Some politicians who were born in NY, New York include Hillary Clinton,
Donald Trump, Franklin D. Roosevelt, Theodore Roosevelt, and Andrew Cuomo

# Verification questions

- Was Hillary Clinton born in NY, New York ?
- Was Donald Trump born in NY, New York ?
- Was Andrew Cuomo born in NY, New York ?

# Verification answers

- Yes, Hillary Clinton was born in Chicago, Illinois.
- Yes, Donald Trump was born in New York, New York.
- Yes, Andrew Cuomo was born in New York, New York.

Note the answer regarding Hillary Clinton, it starts with "Yes" but the model (gpt-3.5) manages to get the correct answer.

Previously, when the questions were not about a single fact, the model was completely off course :

markdown
> Is Hillary Clinton a politician born in NY, New York?

Yes, Hillary Clinton is a politician born in NY, New York.

How many verification questions should be asked

Asking more verification is a double edged sword and may produce hallucinations. Doing some more testing with up to 30 questions, I found that the model repeats over and over the same questions.

As rule of thumb, if the original question is open-ended, more (8 to 10) questions are desirable in order to scan the possible state space. On the contrary, when the question is closed-ended, a definitive answer can be reached with 3 to 5 verification questions.

Do not forget that hallucination cannot be completely removed and must be accounted for.

Testing the Chain of verification with a sample implementation

The PyLLMCore library now contains an implementation of the Chain of Verification and can be invoked like this:

python
>>> from llm_core.assistants import COVQuestionAnswering
>>> cov_qa = COVQuestionAnswering.ask(
...     question="Name some politicians who were born in NY, New York"
... )
>>> print(cov_qa.revised_answer)

Some politicians who were born in NY, New York include Donald Trump,
Franklin D. Roosevelt, Theodore Roosevelt, and Andrew Cuomo.

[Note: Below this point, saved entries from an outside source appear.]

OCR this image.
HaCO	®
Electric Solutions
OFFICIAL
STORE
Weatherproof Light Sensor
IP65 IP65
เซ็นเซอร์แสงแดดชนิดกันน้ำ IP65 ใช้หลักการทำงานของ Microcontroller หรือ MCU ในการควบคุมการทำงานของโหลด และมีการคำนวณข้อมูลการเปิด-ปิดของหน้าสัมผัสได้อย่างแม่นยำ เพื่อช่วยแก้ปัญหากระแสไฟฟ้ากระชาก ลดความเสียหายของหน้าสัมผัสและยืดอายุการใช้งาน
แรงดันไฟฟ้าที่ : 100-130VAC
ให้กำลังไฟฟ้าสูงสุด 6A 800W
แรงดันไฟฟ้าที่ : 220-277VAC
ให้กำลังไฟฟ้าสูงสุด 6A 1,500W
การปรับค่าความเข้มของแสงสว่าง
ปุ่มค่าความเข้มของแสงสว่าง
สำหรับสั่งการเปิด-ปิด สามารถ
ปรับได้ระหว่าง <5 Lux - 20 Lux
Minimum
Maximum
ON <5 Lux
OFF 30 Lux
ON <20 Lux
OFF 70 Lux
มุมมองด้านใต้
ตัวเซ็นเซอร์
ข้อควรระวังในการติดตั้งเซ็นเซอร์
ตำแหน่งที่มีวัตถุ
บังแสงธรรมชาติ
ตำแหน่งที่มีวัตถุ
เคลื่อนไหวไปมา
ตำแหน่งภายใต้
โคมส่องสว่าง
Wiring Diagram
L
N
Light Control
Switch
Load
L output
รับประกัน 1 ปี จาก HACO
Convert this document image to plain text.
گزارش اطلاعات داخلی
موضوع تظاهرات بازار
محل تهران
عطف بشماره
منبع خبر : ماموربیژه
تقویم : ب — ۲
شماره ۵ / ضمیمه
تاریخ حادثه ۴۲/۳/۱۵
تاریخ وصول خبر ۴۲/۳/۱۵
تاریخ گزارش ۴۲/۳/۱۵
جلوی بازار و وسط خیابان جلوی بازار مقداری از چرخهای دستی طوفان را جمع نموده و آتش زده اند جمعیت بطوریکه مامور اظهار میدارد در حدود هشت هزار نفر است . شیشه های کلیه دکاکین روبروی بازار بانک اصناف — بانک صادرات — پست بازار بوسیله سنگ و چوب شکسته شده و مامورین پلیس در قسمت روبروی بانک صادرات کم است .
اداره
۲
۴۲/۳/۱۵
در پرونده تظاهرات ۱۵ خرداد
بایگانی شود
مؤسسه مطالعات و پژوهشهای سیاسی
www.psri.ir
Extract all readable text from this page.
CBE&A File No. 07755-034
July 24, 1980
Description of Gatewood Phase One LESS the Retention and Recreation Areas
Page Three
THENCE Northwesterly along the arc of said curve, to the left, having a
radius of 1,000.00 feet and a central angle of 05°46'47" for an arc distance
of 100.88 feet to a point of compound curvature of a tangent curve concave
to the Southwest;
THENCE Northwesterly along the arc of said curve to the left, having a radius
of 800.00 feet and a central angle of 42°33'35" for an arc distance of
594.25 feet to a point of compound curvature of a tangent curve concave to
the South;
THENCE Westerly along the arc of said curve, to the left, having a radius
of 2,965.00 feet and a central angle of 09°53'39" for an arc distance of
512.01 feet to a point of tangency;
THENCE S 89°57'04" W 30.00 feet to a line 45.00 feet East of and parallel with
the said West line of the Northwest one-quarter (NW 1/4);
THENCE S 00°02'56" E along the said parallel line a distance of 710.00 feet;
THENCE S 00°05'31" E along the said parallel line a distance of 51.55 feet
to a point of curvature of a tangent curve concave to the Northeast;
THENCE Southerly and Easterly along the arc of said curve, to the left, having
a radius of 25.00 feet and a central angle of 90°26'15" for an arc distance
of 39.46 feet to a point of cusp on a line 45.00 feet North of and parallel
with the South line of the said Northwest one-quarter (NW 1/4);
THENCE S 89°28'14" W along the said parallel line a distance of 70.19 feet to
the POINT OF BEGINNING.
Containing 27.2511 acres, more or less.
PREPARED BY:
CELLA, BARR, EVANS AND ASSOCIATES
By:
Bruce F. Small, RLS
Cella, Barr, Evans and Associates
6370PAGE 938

The COVQuestionAnswering object has the following fields so you can actually debug the chain:

python
@dataclass
class COVQuestionAnswering:
    question: str
    baseline_answer: str
    verification_questions: List[str]
    verification_answers: List[str]
    revised_answer: str
    content: str = ""

Next steps : Zero-resource hallucination prevention for large language models

A recent paper, Zero-resource hallucination prevention for large language models is using another technique that can further reduce hallucinations.

I intend to test both CoVe and the latter with a smaller model, Mistral AI Instruct v0.1.